In stores, merchandising can be used to attract the attention of certain buyers. Indeed, some shoppers will be more sensitive to certain promotional messages. The way in which customers are addressed is one of the key elements in perfecting the assortment and highlighting a certain category of items.
Find the right time to promote your offer
Seasonality, the economic context, calendar holidays, vacation eves, winter weeks and spring break are all times of the year that trigger certain purchases. Similarly, in a store, buyers do not behave in the same way on a Monday or a Saturday, at the opening in the morning or at the end of the day.
The assortment must therefore be thought out according to each time of day, each moment of the week and each occasion.

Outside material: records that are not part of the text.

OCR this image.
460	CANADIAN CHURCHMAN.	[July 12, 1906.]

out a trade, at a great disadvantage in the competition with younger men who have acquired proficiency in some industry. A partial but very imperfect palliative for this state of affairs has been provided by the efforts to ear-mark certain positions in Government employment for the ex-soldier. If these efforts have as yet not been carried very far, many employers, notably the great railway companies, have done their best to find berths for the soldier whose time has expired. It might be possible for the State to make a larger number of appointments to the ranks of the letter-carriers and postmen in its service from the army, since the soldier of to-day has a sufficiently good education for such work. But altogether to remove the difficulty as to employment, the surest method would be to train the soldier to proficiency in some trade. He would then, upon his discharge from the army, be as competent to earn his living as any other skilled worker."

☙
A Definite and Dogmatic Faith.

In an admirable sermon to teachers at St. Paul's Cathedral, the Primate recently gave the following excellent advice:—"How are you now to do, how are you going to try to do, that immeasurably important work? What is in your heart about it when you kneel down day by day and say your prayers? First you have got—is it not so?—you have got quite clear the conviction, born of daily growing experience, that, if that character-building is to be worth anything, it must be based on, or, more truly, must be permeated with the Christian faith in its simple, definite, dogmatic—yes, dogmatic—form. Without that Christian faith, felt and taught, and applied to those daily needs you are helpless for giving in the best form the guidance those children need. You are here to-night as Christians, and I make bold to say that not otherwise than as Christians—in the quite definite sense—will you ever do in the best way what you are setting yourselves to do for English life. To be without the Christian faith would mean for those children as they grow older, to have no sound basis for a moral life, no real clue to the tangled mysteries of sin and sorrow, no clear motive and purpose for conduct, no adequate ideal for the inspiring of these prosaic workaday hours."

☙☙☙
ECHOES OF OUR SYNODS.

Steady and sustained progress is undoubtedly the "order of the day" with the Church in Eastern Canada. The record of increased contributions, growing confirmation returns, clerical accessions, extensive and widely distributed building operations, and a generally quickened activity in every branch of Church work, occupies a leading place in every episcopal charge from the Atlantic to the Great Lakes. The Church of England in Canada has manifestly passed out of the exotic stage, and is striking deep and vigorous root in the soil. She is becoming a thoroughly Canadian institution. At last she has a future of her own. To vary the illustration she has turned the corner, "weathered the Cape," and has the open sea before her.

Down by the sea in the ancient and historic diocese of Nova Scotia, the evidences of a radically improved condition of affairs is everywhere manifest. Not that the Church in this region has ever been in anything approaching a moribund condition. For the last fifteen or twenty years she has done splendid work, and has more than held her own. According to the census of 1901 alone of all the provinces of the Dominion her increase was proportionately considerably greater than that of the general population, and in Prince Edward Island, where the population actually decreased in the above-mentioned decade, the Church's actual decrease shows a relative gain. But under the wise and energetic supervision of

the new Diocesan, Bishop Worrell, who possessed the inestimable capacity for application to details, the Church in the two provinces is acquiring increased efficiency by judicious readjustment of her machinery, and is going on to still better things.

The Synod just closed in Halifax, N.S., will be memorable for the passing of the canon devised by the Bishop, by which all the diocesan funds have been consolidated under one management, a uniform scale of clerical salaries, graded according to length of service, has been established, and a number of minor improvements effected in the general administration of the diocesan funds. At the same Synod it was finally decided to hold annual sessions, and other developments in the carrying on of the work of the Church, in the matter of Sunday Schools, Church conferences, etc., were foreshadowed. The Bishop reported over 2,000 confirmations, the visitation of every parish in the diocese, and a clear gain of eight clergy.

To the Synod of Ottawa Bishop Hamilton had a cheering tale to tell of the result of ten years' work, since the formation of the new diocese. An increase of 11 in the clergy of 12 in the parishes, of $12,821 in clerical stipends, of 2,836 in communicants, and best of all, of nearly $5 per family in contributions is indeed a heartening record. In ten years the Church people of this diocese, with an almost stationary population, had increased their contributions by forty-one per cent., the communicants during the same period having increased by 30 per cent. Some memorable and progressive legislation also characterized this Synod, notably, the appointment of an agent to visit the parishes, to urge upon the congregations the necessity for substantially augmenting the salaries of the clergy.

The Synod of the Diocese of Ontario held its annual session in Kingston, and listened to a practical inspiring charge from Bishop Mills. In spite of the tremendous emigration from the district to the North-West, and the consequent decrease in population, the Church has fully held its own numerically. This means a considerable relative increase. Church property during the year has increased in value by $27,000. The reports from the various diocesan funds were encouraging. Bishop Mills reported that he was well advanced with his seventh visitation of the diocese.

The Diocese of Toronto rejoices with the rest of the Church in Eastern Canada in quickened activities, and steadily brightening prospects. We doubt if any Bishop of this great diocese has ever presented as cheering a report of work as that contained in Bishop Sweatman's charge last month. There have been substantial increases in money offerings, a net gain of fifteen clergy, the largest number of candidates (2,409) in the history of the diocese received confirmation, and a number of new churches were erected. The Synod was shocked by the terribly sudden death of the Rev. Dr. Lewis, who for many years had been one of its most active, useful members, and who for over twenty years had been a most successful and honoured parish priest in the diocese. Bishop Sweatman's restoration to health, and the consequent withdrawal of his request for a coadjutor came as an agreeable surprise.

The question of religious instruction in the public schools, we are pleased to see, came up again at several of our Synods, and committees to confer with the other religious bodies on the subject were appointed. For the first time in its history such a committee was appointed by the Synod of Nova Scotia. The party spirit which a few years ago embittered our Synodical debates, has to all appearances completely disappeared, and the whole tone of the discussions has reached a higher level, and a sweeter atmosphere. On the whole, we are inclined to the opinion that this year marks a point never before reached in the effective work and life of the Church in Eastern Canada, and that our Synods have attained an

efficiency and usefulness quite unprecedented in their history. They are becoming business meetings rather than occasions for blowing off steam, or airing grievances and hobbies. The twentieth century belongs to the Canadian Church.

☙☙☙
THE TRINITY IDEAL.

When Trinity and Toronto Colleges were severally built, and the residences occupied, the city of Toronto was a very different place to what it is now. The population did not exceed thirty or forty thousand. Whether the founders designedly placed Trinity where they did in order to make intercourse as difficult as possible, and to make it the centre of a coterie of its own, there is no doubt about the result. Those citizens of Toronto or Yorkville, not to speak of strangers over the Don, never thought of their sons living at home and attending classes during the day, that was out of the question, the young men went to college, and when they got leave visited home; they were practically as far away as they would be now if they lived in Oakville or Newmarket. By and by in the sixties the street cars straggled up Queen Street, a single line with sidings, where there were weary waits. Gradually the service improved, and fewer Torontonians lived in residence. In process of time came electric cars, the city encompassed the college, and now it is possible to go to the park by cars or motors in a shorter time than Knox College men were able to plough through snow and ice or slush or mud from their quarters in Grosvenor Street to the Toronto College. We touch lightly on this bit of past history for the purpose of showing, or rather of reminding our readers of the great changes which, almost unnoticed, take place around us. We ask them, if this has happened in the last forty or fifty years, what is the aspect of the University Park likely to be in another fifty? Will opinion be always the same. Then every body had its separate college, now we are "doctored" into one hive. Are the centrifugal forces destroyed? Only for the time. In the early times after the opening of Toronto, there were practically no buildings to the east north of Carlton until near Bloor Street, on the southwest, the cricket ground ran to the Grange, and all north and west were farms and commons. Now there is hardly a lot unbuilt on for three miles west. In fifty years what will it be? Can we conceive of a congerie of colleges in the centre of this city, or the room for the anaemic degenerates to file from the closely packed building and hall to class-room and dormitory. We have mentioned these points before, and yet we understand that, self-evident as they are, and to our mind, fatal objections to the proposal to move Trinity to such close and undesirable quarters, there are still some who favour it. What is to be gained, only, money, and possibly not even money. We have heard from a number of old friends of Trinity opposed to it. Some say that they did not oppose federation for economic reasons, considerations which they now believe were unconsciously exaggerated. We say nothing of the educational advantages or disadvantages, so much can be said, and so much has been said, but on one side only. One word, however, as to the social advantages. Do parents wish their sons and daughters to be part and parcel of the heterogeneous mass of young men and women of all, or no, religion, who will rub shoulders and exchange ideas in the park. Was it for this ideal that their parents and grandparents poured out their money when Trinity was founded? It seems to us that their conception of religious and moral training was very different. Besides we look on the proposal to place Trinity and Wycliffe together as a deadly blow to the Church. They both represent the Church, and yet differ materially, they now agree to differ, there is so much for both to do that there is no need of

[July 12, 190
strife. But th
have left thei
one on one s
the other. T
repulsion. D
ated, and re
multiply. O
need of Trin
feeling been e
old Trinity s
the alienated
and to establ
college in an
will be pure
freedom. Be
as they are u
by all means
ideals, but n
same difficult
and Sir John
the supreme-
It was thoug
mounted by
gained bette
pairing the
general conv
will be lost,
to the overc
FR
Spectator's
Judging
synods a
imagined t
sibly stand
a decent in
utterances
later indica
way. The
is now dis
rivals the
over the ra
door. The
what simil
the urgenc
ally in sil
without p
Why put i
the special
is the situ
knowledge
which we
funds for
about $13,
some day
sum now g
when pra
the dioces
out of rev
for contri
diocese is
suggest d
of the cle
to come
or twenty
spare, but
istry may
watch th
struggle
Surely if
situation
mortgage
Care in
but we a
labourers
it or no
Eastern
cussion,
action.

Companies have to find the right time to offer certain items to certain buyers. Otherwise, they run the risk of not making the number of sales they had planned. Merchandising adapts to these different times of the year by highlighting certain product categories on the shelves.
Providing the product in the right quantity
An efficient assortment must take into account the quantities and the stock management. Indeed, an article, or a category of articles, must not be out of stock or overstocked. The first case would cause customer dissatisfaction and a decrease in the number of sales, while the second would lead to additional storage costs.
In addition, storage techniques for certain sensitive products can generate significant financial costs. In the pharmaceutical or food industry, certain storage rules must be respected. The stock level of the references must correspond to the sales forecasts in order not to reduce the company's performance.
Set the right price for each productIn mass distribution, convenience stores, retail and online stores, all products must be priced right. The price of an item must include the notion of profitability and objective. Indeed, some products can be offered at very competitive prices if they are, for example, appeal products. On the contrary, other products can have a higher price depending on the competition.
In short, the right price is not necessarily the lowest price. It is rather a price that takes into account different parameters such as the purchase cost, the competition's offer, the stock level, etc.
Add the right information for each itemTo sell an item successfully, a brand's marketing department works on the packaging and on the presentation of a range. In stores, in the middle of the shelves, the colors of the packaging can capture the consumer's attention. Within the same shelf, thanks to POS, brands can also add information.
This information can take the form of a usage advice, an exhaustive list of components, etc. This information must be taken into account in the assortment or merchandising plan.
Forecasting: an efficient method to analyze and optimize your assortment
Although Kepner's 6R's can be used to build an optimized assortment in a store, they are based on a lot of information. This information is all essential and must be taken into account to analyze and optimize the assortment of a sales space.
The predictive intelligence platform allows companies to perform a large number of simulations based on a large number of data. Thanks to the forecasts, companies are able to make decisions more quickly. They know how to react to all types of situations. Moreover, since these forecasts are based on machine learning, they are reliable and accurate.
In short, assortment analysis and optimization requires the mastery of an innovative and powerful tool: the predictive intelligence platform. Thanks to it, consumers will make sales that correspond to their needs and companies will reach their objectives.